Staring into the abyss: An evaluation of concurrency control with one thousand cores

Staring into the abyss: An evaluation of concurrency control with one thousand cores – Yu et al. 2014

A look at the 7 major concurrency control algorithms for OLTP DBMSs , and how well they perform when scaled to large numbers (1024) of cores. Each algorithm is optimised for the best in-memory performance possible, but not a single one of them is able to defeat the predictions of the Universal Scalability Law at this scale, with performance starting to degrade after a peak as more cores are added . The work was conducted at MIT CSAIL under the supervision of recent Turing award-winner Michael Stonebraker.

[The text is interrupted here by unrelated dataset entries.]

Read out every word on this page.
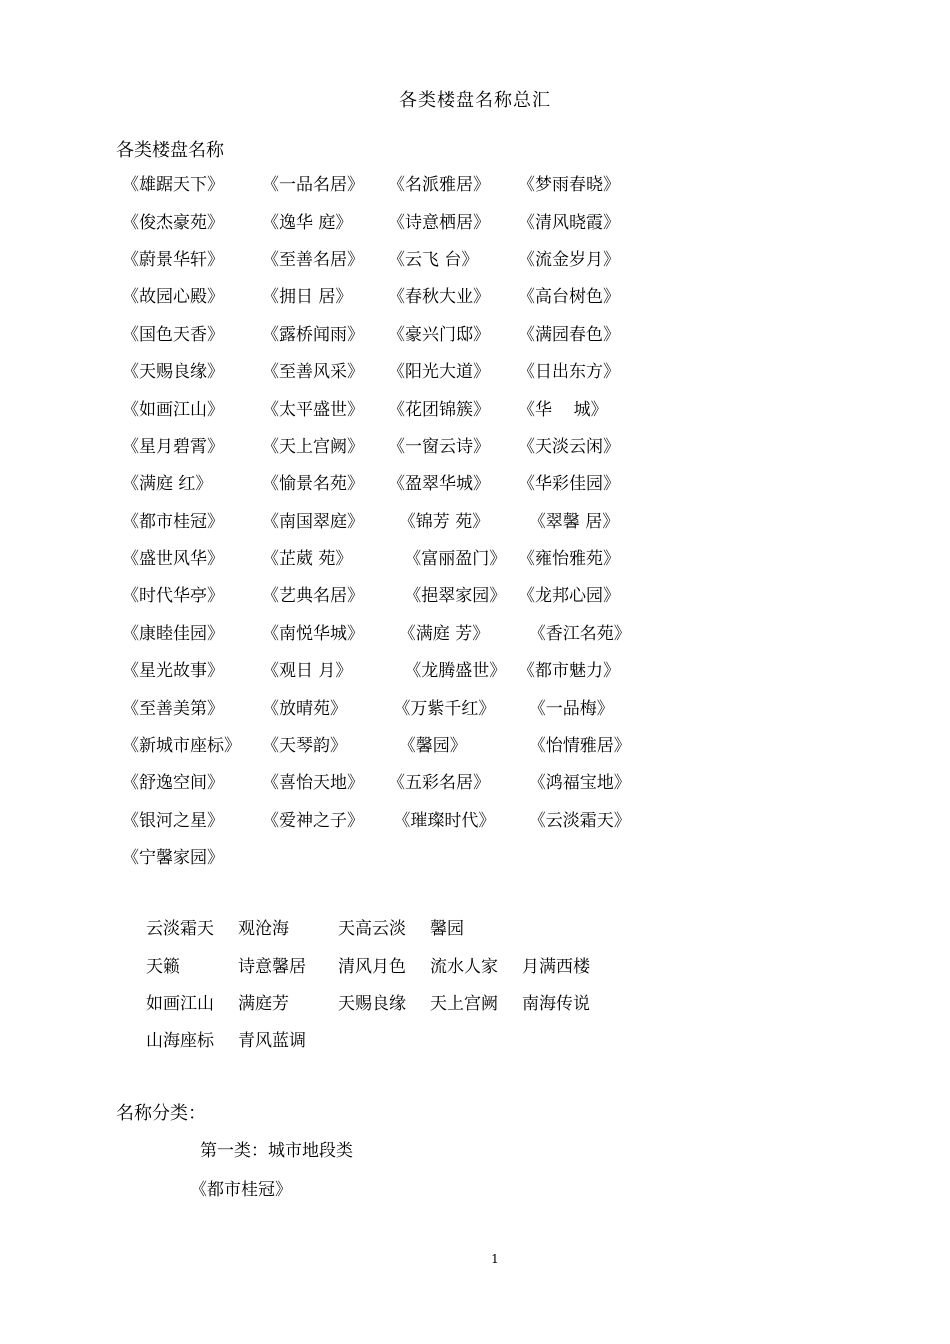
各类楼盘名称总汇
各类楼盘名称
《雄踞天下》	《一品名居》	《名派雅居》	《梦雨春晓》
《俊杰豪苑》	《逸华 庭》	《诗意栖居》	《清风晓霞》
《蔚景华轩》	《至善名居》	《云飞 台》	《流金岁月》
《故园心殿》	《拥日 居》	《春秋大业》	《高台树色》
《国色天香》	《露桥闻雨》	《豪兴门邸》	《满园春色》
《天赐良缘》	《至善风采》	《阳光大道》	《日出东方》
《如画江山》	《太平盛世》	《花团锦簇》	《华    城》
《星月碧霄》	《天上宫阙》	《一窗云诗》	《天淡云闲》
《满庭 红》	《愉景名苑》	《盈翠华城》	《华彩佳园》
《都市桂冠》	《南国翠庭》	《锦芳 苑》	《翠馨 居》
《盛世风华》	《芷葳 苑》	《富丽盈门》 《雍怡雅苑》
《时代华亭》	《艺典名居》	《挹翠家园》 《龙邦心园》
《康睦佳园》	《南悦华城》	《满庭 芳》	《香江名苑》
《星光故事》	《观日 月》	《龙腾盛世》 《都市魅力》
《至善美第》	《放晴苑》	《万紫千红》	《一品梅》
《新城市座标》	《天琴韵》	《馨园》	《怡情雅居》
《舒逸空间》	《喜怡天地》	《五彩名居》	《鸿福宝地》
《银河之星》	《爱神之子》	《璀璨时代》	《云淡霜天》
《宁馨家园》
云淡霜天	观沧海	天高云淡	馨园
天籁	诗意馨居	清风月色	流水人家	月满西楼
如画江山	满庭芳	天赐良缘	天上宫阙	南海传说
山海座标	青风蓝调
名称分类：
第一类：城市地段类
《都市桂冠》
1
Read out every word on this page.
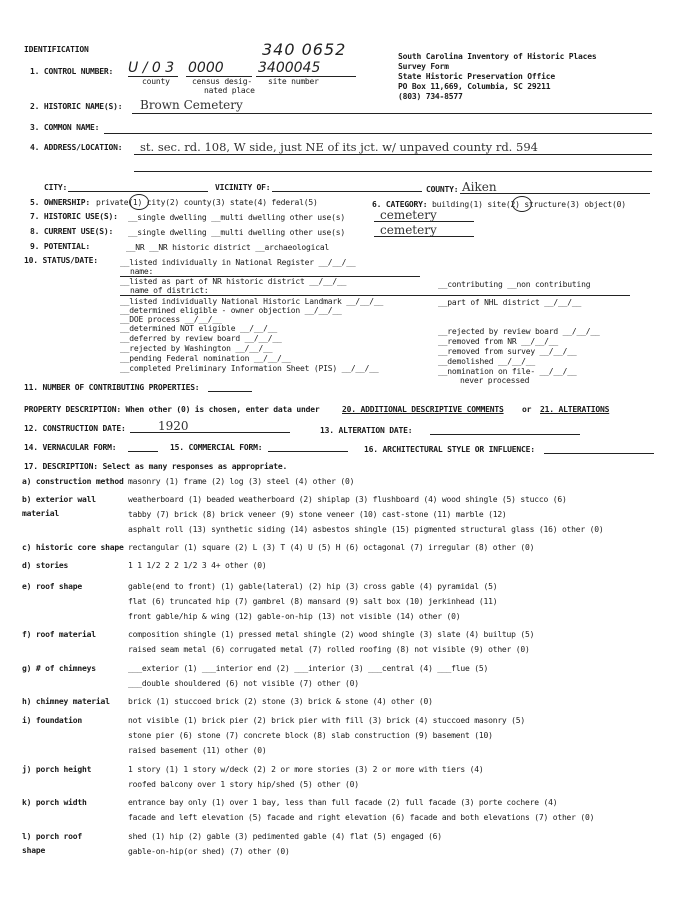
340 0652
IDENTIFICATION
South Carolina Inventory of Historic Places
Survey Form
State Historic Preservation Office
PO Box 11,669, Columbia, SC 29211
(803) 734-8577
1. CONTROL NUMBER: U / 0 3 0000 3400045
county	census desig-
nated place
site number
2. HISTORIC NAME(S): Brown Cemetery
3. COMMON NAME:
4. ADDRESS/LOCATION: st. sec. rd. 108, W side, just NE of its jct. w/ unpaved county rd. 594
CITY:	VICINITY OF:	COUNTY: Aiken
5. OWNERSHIP: private(1) city(2) county(3) state(4) federal(5)	6. CATEGORY: building(1) site(2) structure(3) object(0)
7. HISTORIC USE(S): __single dwelling __multi dwelling other use(s)	cemetery
8. CURRENT USE(S): __single dwelling __multi dwelling other use(s)	cemetery
9. POTENTIAL:	__NR __NR historic district __archaeological
10. STATUS/DATE:	__listed individually in National Register __/__/__
name:
__listed as part of NR historic district __/__/__
name of district:
__contributing __non contributing
__listed individually National Historic Landmark __/__/__	__part of NHL district __/__/__
__determined eligible - owner objection __/__/__
__DOE process __/__/__
__determined NOT eligible __/__/__	__rejected by review board __/__/__
__deferred by review board __/__/__	__removed from NR __/__/__
__rejected by Washington __/__/__	__removed from survey __/__/__
__pending Federal nomination __/__/__	__demolished __/__/__
__completed Preliminary Information Sheet (PIS) __/__/__	__nomination on file- __/__/__
never processed
11. NUMBER OF CONTRIBUTING PROPERTIES:
PROPERTY DESCRIPTION: When other (0) is chosen, enter data under	20. ADDITIONAL DESCRIPTIVE COMMENTS or 21. ALTERATIONS
12. CONSTRUCTION DATE:	1920	13. ALTERATION DATE:
14. VERNACULAR FORM:	15. COMMERCIAL FORM:	16. ARCHITECTURAL STYLE OR INFLUENCE:
17. DESCRIPTION: Select as many responses as appropriate.
a) construction method masonry (1) frame (2) log (3) steel (4) other (0)
b) exterior wall
material
weatherboard (1) beaded weatherboard (2) shiplap (3) flushboard (4) wood shingle (5) stucco (6)
tabby (7) brick (8) brick veneer (9) stone veneer (10) cast-stone (11) marble (12)
asphalt roll (13) synthetic siding (14) asbestos shingle (15) pigmented structural glass (16) other (0)
c) historic core shape rectangular (1) square (2) L (3) T (4) U (5) H (6) octagonal (7) irregular (8) other (0)
d) stories	1 1 1/2 2 2 1/2 3 4+ other (0)
e) roof shape	gable(end to front) (1) gable(lateral) (2) hip (3) cross gable (4) pyramidal (5)
flat (6) truncated hip (7) gambrel (8) mansard (9) salt box (10) jerkinhead (11)
front gable/hip & wing (12) gable-on-hip (13) not visible (14) other (0)
f) roof material	composition shingle (1) pressed metal shingle (2) wood shingle (3) slate (4) builtup (5)
raised seam metal (6) corrugated metal (7) rolled roofing (8) not visible (9) other (0)
g) # of chimneys	___exterior (1) ___interior end (2) ___interior (3) ___central (4) ___flue (5)
___double shouldered (6) not visible (7) other (0)
h) chimney material brick (1) stuccoed brick (2) stone (3) brick & stone (4) other (0)
i) foundation	not visible (1) brick pier (2) brick pier with fill (3) brick (4) stuccoed masonry (5)
stone pier (6) stone (7) concrete block (8) slab construction (9) basement (10)
raised basement (11) other (0)
j) porch height	1 story (1) 1 story w/deck (2) 2 or more stories (3) 2 or more with tiers (4)
roofed balcony over 1 story hip/shed (5) other (0)
k) porch width	entrance bay only (1) over 1 bay, less than full facade (2) full facade (3) porte cochere (4)
facade and left elevation (5) facade and right elevation (6) facade and both elevations (7) other (0)
l) porch roof
shape
shed (1) hip (2) gable (3) pedimented gable (4) flat (5) engaged (6)
gable-on-hip(or shed) (7) other (0)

Before we dive into the results, let’s conduct a thought experiment to see what we might expect to find. In the spirit of Pat Helland’s Life Beyond Distributed Transactions, consider what happens as the number of cores multiplies – in the extreme towards an infinite number of cores. Now consider a pathological workload in which all transactions want to read and update the same row. Clearly this will become a bottleneck resource, and the overhead of reaching agreement over access to it will drive performance down aggressively. In fact, as we tend towards an infinite number of cores, we should expect the same behaviour for any resource the cores are asked to share, be that an internal DBMS resource, or user data. Since this pathological case can bring anything that depends on a shared resource to its knees, perhaps we should consider the opposite extreme: what if the cores shared nothing? We can achieve that if we partition the data and all the DBMS resources used for coordination so that each core is responsible for its own partition. Unfortunately now we can construct a new pathological case in which every transaction wants to touch data in multiple partitions – requiring much higher overhead coordination as we see in distributed systems – and also the perhaps more common case of a ‘hot’ partition in which all transactions pile up on the same single core. Thus there is no solution that scales well for all workloads, and we’re once again looking for the best tradeoff given the characteristics of the workload in question (fortunately, we understand the typical nature of many OLTP workloads quite well). Likewise, if coordination can ever be required, then there is no solution that continues to scale as the number of cores tends towards infinity. The question is simply, “for the typical workloads we’re likely to encounter, how far out can we push the limit of scalability?”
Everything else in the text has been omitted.